Summary: The story of the Red Sea crossing compared to trusting God when we encounter scary times in life.

Intro – (Lyrical dance to “No Longer Slaves” will precede sermon)

James 1:23-24

Anyone who listens to the word but does not do what it says is like a man who looks at his face in a mirror and, after looking at himself, goes away and immediately forgets what he looks like.

Do you see what it says? God’s word is like a mirror. We ought to see ourselves there. That’s part of the fun of hearing God’s word! It’s not just stories. It’s real life, and it’s bigger than just the moment that it’s describing.

• The Passover, remember, is also the story of Jesus dying on the cross.

• Moses himself, and many of the stories about him, show how he is a figure of Jesus – foreshadowing Jesus Himself. Moses even told the Israelites, “The Lord your God will raise up a prophet like me….”

• The story of the whole exodus event itself is also the story of how God frees us from the slavery of sin and death.

So, the story we’re looking at today isn’t just Israel’s story. Many of you will recall as we went through a series called “The Story” that God’s word is a story with “an upper story - what God is doing,” and “a lower story - what is happening in history” and “your story - how your life fits into the whole.”

So, the Exodus of Israel, out of Egypt, is the story of me and you and the same loving God who loved and interacted with His people Israel.

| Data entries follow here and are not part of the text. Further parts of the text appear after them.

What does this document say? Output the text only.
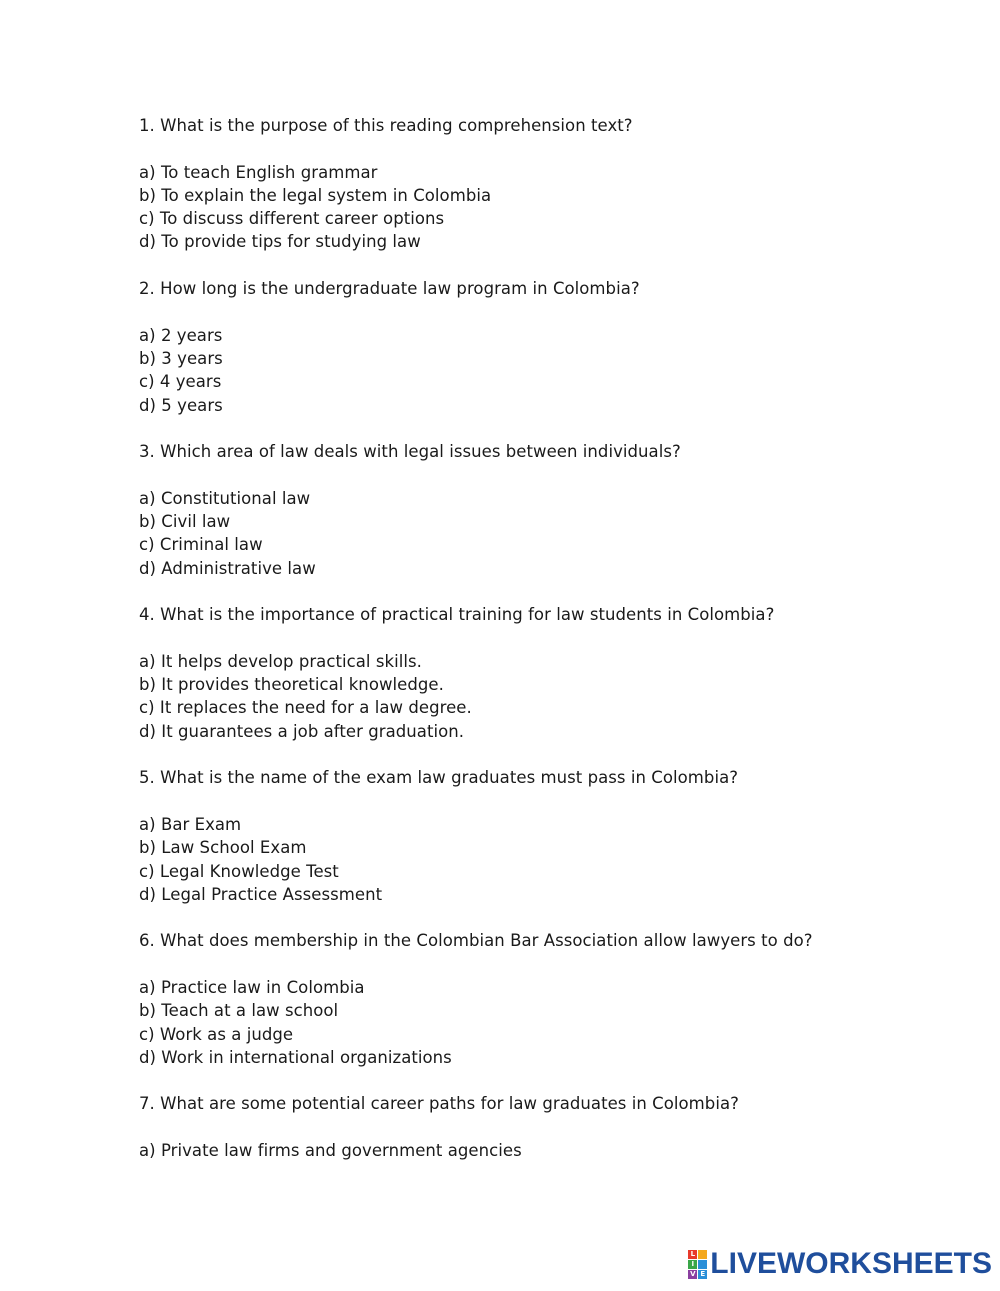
1. What is the purpose of this reading comprehension text?
a) To teach English grammar
b) To explain the legal system in Colombia
c) To discuss different career options
d) To provide tips for studying law
2. How long is the undergraduate law program in Colombia?
a) 2 years
b) 3 years
c) 4 years
d) 5 years
3. Which area of law deals with legal issues between individuals?
a) Constitutional law
b) Civil law
c) Criminal law
d) Administrative law
4. What is the importance of practical training for law students in Colombia?
a) It helps develop practical skills.
b) It provides theoretical knowledge.
c) It replaces the need for a law degree.
d) It guarantees a job after graduation.
5. What is the name of the exam law graduates must pass in Colombia?
a) Bar Exam
b) Law School Exam
c) Legal Knowledge Test
d) Legal Practice Assessment
6. What does membership in the Colombian Bar Association allow lawyers to do?
a) Practice law in Colombia
b) Teach at a law school
c) Work as a judge
d) Work in international organizations
7. What are some potential career paths for law graduates in Colombia?
a) Private law firms and government agencies
L
I
V E LIVEWORKSHEETS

Later on, for hundreds of years, God is still reminding Israel about their deliverance from Egypt.

Isaiah 51:10-11

Was it not you who dried up the sea, the waters of the great deep, who made a road in the depths of the sea so that the redeemed might cross over?

Hebrews 11:29

By faith the people passed through the Red Sea as on dry land; but when the Egyptians tried to do so, they were drowned.

God frequently reminds us too. Why? There’s a lot of help now from what happened 3,400 years ago. It’s there for a purpose – it’s there for us!

I want to give you 3 phrases to remember today. Chances are that at one time or another one of these will you useful to you – either now or later. They tell the story of Exodus 13-15, and they’ll help you remember parts of it when you most need them.

1. It’s hot in the desert

2. Chariots don’t float

3. Song and dance will follow

(I. It’s Hot In the Desert)

There’s a lot of desert on the Sinai Peninsula just east of Egypt. There’s a lot of heat, too – 106 deg. average highs in the summer. And there’s a lot of sand – the kind that blows around and buries things so there’s no trace left of them for months.

That’s where the whole nation of Israel is walking. Israel is 600,000 men on foot. That doesn’t include women and children, and “many other people” who went with them. So Israel had to be at least 1 mil. in number. That’s a lot of people to take on a campout in the desert!

It was still night time when Pharaoh told Moses and Aaron to leave. All the Egyptians wanted them to hurry up and leave. The window of opportunity was open, and they made a quick exit.

As they left, they asked the Egyptians for gold, silver, and clothes – and the Egyptians gave them to them! Can you imagine it: “Say, I really like those sandals you’re wearing. Can I have them?” “Sure!” “And that earring…you don’t need it do you?” “No. Take it. Please!” The Bible says that Israel “plundered” the Egyptians this way. It’s as if they had invaded their country and made off with the spoils of war.

Then 13:18 says they marched out “armed for battle.” That’s quite a change from being the peon slaves! Egypt had been visited by God’s wrath, and they were still reeling from it.

OK. We’re out. So….where do we go now? Every direction they look it seems like sand - just a lot of sand.

But God knows where He’s taking Israel, and He guides them with a special help – a big pillar of cloud at day, and the same turns to fire at night. When it moves, they move. When it stops, they stop. So where will God take them? The most direct route to the Promised Land, Canaan, would be through what Moses refers to as “Philistine country” (13:17). God knew Israel. They weren’t a warring nation. Really, they didn’t ever need to have an army before. God knew that marching straight into war would be too much on them.